Anche se è forse il più importante pensatore americano sulla razza, o lo scrittore a cui molti americani guardano per un pensiero acuto sulla razza, Coates non dedica molto tempo alla razza nella sua serie. All’inizio di gennaio, ha detto a Deadspin:

“La questione della razza è in definitiva solo una questione di potere, davvero. È come gli esseri umani si organizzano intorno al potere, come lo sfruttano, come lo usano. Questo è il cuore del fumetto. … Il tizio è in questo mitico paese Wakanda dove tutti sono neri. Quindi ovviamente non hai lo stesso contesto di razza. Ma certamente le questioni di potere, di organizzazione del potere, sono ancora lì.”

Questo è un tema incredibile che suona immediatamente importante e promette un commento più ampio. Questa è la stessa persona che ha scritto Between the World and Me – un libro sulla sobria realtà del “progresso” negli Stati Uniti raggiunto su cumuli di corpi neri – che scrive un fumetto su un supereroe nero chiamato Black Panther. Ma è importante ricordare che è ancora un fumetto, basato in un mondo che non è questo. Così come la versione cinematografica di Black Panther, pur essendo un momento spartiacque, è una parte di un piano multifase e pluriennale stabilito dalla Marvel e pagato dalla Disney.
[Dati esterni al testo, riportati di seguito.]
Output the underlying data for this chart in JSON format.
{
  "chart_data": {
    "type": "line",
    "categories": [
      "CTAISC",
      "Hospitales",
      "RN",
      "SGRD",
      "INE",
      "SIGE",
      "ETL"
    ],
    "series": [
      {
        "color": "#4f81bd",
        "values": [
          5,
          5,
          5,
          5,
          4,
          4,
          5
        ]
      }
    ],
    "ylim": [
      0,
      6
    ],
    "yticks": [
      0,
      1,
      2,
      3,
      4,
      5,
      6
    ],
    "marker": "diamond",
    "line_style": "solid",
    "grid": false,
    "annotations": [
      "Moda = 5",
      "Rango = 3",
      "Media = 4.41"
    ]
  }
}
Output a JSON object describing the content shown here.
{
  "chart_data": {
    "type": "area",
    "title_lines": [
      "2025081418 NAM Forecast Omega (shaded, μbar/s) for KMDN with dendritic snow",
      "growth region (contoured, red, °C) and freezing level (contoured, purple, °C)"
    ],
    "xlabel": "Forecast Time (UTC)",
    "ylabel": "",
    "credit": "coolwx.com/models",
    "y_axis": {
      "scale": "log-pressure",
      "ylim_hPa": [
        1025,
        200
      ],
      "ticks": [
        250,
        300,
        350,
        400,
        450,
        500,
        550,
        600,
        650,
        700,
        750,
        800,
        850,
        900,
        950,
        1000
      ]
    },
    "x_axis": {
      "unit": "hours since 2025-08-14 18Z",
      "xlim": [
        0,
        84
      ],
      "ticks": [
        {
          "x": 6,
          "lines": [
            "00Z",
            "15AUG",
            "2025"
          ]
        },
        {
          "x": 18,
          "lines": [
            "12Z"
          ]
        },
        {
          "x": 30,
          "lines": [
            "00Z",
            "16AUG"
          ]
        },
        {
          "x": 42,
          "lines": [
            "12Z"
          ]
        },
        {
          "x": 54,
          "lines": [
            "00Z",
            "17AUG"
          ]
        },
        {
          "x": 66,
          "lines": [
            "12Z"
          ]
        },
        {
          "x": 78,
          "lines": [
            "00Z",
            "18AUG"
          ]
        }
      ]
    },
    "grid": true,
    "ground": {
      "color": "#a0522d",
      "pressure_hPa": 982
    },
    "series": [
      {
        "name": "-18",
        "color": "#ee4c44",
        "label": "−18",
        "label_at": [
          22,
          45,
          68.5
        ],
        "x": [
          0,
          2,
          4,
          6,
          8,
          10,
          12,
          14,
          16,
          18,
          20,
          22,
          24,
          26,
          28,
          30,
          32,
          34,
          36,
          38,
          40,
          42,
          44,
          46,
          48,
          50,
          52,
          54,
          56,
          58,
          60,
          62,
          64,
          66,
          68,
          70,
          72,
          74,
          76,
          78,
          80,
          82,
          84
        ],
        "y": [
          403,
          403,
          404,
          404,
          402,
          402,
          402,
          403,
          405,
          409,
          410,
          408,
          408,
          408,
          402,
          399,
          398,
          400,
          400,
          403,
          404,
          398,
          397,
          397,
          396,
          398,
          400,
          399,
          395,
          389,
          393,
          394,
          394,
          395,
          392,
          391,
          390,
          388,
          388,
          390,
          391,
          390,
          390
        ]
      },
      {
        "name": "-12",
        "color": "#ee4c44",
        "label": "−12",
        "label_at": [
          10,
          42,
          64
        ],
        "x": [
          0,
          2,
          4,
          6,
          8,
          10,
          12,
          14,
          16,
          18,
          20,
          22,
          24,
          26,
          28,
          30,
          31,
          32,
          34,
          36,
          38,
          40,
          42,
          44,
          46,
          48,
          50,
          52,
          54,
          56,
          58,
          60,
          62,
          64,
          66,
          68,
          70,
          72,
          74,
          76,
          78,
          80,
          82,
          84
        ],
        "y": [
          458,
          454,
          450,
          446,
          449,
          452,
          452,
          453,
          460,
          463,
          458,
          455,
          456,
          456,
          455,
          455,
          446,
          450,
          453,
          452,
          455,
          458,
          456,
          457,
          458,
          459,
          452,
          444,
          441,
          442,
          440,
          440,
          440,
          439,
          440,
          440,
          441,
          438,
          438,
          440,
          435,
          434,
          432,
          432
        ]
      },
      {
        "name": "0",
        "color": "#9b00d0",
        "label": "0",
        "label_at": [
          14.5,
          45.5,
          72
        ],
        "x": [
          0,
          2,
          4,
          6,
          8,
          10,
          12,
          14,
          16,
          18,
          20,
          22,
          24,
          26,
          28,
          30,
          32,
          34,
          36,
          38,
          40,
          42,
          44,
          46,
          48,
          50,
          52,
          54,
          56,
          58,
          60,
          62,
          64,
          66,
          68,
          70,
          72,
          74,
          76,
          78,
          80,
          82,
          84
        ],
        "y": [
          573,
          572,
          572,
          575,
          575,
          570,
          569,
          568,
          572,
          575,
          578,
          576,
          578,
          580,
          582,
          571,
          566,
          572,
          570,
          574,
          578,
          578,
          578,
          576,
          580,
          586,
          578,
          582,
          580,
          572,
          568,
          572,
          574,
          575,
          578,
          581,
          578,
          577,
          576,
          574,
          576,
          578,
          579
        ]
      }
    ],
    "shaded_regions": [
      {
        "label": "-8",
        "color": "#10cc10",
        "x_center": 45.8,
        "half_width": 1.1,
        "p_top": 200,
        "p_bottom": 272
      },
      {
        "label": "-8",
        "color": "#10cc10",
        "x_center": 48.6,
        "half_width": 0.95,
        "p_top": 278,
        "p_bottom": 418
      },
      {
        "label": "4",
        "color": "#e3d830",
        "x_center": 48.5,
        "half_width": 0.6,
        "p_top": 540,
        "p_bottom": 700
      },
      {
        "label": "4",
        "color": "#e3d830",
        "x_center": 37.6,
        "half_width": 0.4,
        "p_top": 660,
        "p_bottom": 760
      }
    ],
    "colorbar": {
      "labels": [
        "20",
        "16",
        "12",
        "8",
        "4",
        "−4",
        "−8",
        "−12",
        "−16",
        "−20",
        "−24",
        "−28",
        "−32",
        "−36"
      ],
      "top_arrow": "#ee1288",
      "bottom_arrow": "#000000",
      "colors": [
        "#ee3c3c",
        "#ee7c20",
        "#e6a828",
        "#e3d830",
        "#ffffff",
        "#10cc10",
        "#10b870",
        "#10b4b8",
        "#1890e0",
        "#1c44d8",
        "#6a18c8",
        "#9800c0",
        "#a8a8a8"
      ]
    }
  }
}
Accoppiare l’esperienza di Coates alla Pantera Nera era una scelta obbligata per la recente spinta della Marvel verso la diversità e l’inclusione; Iron Man era nero negli anni ’80, ma ora Iron Man è anche una donna. Hulk è coreano-americano. Marjorie Liu ha scritto il primo matrimonio gay nei fumetti per Astonishing X-Men nel 2012; nel 2014, Thor è diventato l’ottavo titolo Marvel ad avere una protagonista femminile. Coates ha scritto per The Atlantic nel febbraio 2015 su come i fumetti possano fare queste cose, per la semplice ragione che il costo di stampa di un numero di 20 pagine non è proibitivo come quello della realizzazione di un film. Cita il ruolo di Alexandra Shipp in X-Men: Apocalypse del 2016 come Tempesta, una supereroina discendente da una linea di sacerdotesse africane che poteva esercitare la magia, come un esempio quasi rappresentativo, ma non del tutto. (Ancora, come Halle Berry prima di lei, la Shipp non assomigliava alla donna keniota dalla pelle scura che era nei fumetti.)

Due anni dopo abbiamo Black Panther, e va bene se alcuni elementi del rollout sono stati cinici, o semplicemente imbarazzanti. Abbiamo un film di successo con un protagonista nero, e un regista nero, che debutta durante il Black History Month. La Pantera Nera esiste (se chiedete a Stan Lee) perché Stan Lee ha notato che non c’erano abbastanza supereroi neri e ha pensato ehi, facciamone qualcuno. Ma ora la storia è stata portata sul grande schermo nelle mani delle persone che sono meglio attrezzate per raccontarne la versione più vera e interessante. È ancora un film, e non ci salverà, per così dire. Ma è, come ho detto prima, un affare gigantescamente grande. Siamo partiti come rifugiati da un film di Tarzan, ora siamo qui.